A “Boring” and “Excellent” Business Education

(p. 34) Most of what they taught us in those days was functional. This was before they added “entrepreneurship” to business courses. It was all about manufacturing, marketing, and personnel. I found that somewhat boring. I had two favorite courses. The first was Small Business. It was the only course where all the pieces carne together. The other was Computing, which was the first computer course that the Michigan Business School had ever taught. I had a feeling that this was the big new thing. But, more important, it was what IBM did. I had never seen a computer lab before.
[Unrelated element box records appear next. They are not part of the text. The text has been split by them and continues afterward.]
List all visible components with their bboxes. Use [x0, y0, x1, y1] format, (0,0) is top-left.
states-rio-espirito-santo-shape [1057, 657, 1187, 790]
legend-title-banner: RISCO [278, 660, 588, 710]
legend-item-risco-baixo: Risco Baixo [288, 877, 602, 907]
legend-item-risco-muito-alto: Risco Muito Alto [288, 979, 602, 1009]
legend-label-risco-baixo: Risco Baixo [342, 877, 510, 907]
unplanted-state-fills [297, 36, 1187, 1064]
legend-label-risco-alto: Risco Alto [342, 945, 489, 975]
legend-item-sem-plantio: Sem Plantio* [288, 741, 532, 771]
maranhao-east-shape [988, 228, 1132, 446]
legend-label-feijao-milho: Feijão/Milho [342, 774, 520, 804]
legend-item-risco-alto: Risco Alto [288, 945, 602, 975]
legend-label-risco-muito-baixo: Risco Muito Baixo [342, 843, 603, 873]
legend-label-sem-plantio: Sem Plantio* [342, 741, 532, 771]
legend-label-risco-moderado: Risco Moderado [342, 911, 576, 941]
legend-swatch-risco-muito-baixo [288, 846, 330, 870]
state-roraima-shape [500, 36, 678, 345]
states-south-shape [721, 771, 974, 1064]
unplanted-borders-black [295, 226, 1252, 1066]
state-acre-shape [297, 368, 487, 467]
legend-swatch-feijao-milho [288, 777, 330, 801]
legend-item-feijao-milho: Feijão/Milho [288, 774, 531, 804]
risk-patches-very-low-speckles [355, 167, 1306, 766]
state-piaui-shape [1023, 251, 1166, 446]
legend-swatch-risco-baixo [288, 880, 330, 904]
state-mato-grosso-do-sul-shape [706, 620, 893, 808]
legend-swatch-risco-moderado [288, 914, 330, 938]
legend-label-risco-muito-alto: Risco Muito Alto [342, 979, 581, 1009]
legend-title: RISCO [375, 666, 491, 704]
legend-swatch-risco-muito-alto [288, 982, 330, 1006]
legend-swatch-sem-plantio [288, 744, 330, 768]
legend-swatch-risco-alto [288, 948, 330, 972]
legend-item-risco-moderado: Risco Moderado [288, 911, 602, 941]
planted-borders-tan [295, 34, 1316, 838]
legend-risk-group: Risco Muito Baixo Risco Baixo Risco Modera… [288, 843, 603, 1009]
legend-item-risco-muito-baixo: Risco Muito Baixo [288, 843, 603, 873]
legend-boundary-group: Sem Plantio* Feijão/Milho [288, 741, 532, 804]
This was soon after Remington Rand made headlines with its UNIVAC I, the world’s first commercial computer.
. . .
(p. 59) The University of Michigan is an excellent school. I loved being there and I am proud to have earned an MBA. When I was there, I noticed that the fìve-and–ten-cents-store founder, Sebastian S. Kresge–the man who invented the Kmart chain–had given them Kresge Hall. When I could afford to, I figured, why not do the same? I have always been so grateful for what I learned there. In 1997 I gave the school funding for a Sam Wyly Hall. (A few years earlier, Charles and I had helped to build Louisiana Tech’s 16-story Wyly Tower of Learning.) It’s fulfilling to me that today Paton Scholars study at Sam Wyly Hall on the Ann Arbor campus.

Source of both quotes:
Wyly, Sam. 1,000 Dollars and an Idea: Entrepreneur to Billionaire. New York: Newmarket Press, 2008.